Thanks for the quick turnaround!
Anything for you, Garrett. ;-)
PR merged into master
locks_leader makes the assumption that all connected nodes are running the 'locks' application. If a node not running 'locks' connects to a node running a locks_leader process, the locks_leader process deadlocks.
Steps to reproduce
Start node 'a'. Start the 'locks' application. Start a locks_leader process.
Observe that the locks_leader process on node 'a' is the leader and responsive.

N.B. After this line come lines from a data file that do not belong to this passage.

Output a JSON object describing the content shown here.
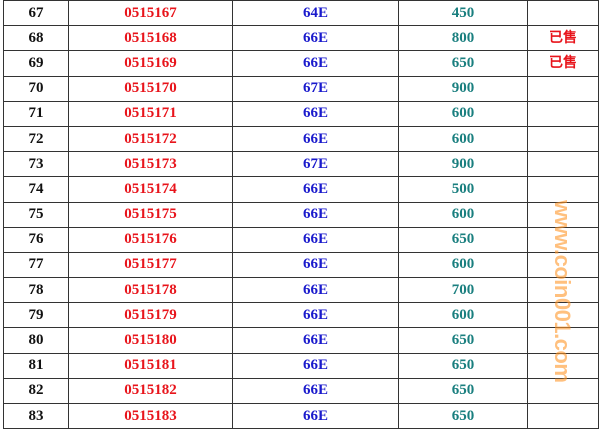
{
  "colors": {
    "number": "#111111",
    "serial": "#e8141b",
    "grade": "#1a1acc",
    "price": "#1a7f7f",
    "status": "#e8141b",
    "watermark": "#ff9628"
  },
  "rows": [
    {
      "no": "67",
      "serial": "0515167",
      "grade": "64E",
      "price": "450",
      "status": ""
    },
    {
      "no": "68",
      "serial": "0515168",
      "grade": "66E",
      "price": "800",
      "status": "已售"
    },
    {
      "no": "69",
      "serial": "0515169",
      "grade": "66E",
      "price": "650",
      "status": "已售"
    },
    {
      "no": "70",
      "serial": "0515170",
      "grade": "67E",
      "price": "900",
      "status": ""
    },
    {
      "no": "71",
      "serial": "0515171",
      "grade": "66E",
      "price": "600",
      "status": ""
    },
    {
      "no": "72",
      "serial": "0515172",
      "grade": "66E",
      "price": "600",
      "status": ""
    },
    {
      "no": "73",
      "serial": "0515173",
      "grade": "67E",
      "price": "900",
      "status": ""
    },
    {
      "no": "74",
      "serial": "0515174",
      "grade": "66E",
      "price": "500",
      "status": ""
    },
    {
      "no": "75",
      "serial": "0515175",
      "grade": "66E",
      "price": "600",
      "status": ""
    },
    {
      "no": "76",
      "serial": "0515176",
      "grade": "66E",
      "price": "650",
      "status": ""
    },
    {
      "no": "77",
      "serial": "0515177",
      "grade": "66E",
      "price": "600",
      "status": ""
    },
    {
      "no": "78",
      "serial": "0515178",
      "grade": "66E",
      "price": "700",
      "status": ""
    },
    {
      "no": "79",
      "serial": "0515179",
      "grade": "66E",
      "price": "600",
      "status": ""
    },
    {
      "no": "80",
      "serial": "0515180",
      "grade": "66E",
      "price": "650",
      "status": ""
    },
    {
      "no": "81",
      "serial": "0515181",
      "grade": "66E",
      "price": "650",
      "status": ""
    },
    {
      "no": "82",
      "serial": "0515182",
      "grade": "66E",
      "price": "650",
      "status": ""
    },
    {
      "no": "83",
      "serial": "0515183",
      "grade": "66E",
      "price": "650",
      "status": ""
    }
  ],
  "watermark": "www.coin001.com"
}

Start named node 'b'. Connect to 'a'.
Observe that the locks_leader process on node 'a' is now stuck in safe_loop and no longer responds to normal messages.
Investigation
locks_leader receives nodeup message, processed on line 558 of locks_leader.erl The new node is not in nodes, so include_node (line 693) is called. include_node calls locks_agent:lock_nowait locks_agent sends a {locksagent, , 'waiting'} message, handled on line 571 Process gives up leadership, causing it to enter safe_loop, but a response from the newly connected node will never come since it is not running 'locks'.
I'm not sure what to do next. I don't know the locks application well enough to attempt a fix. Any guidance would be helpful.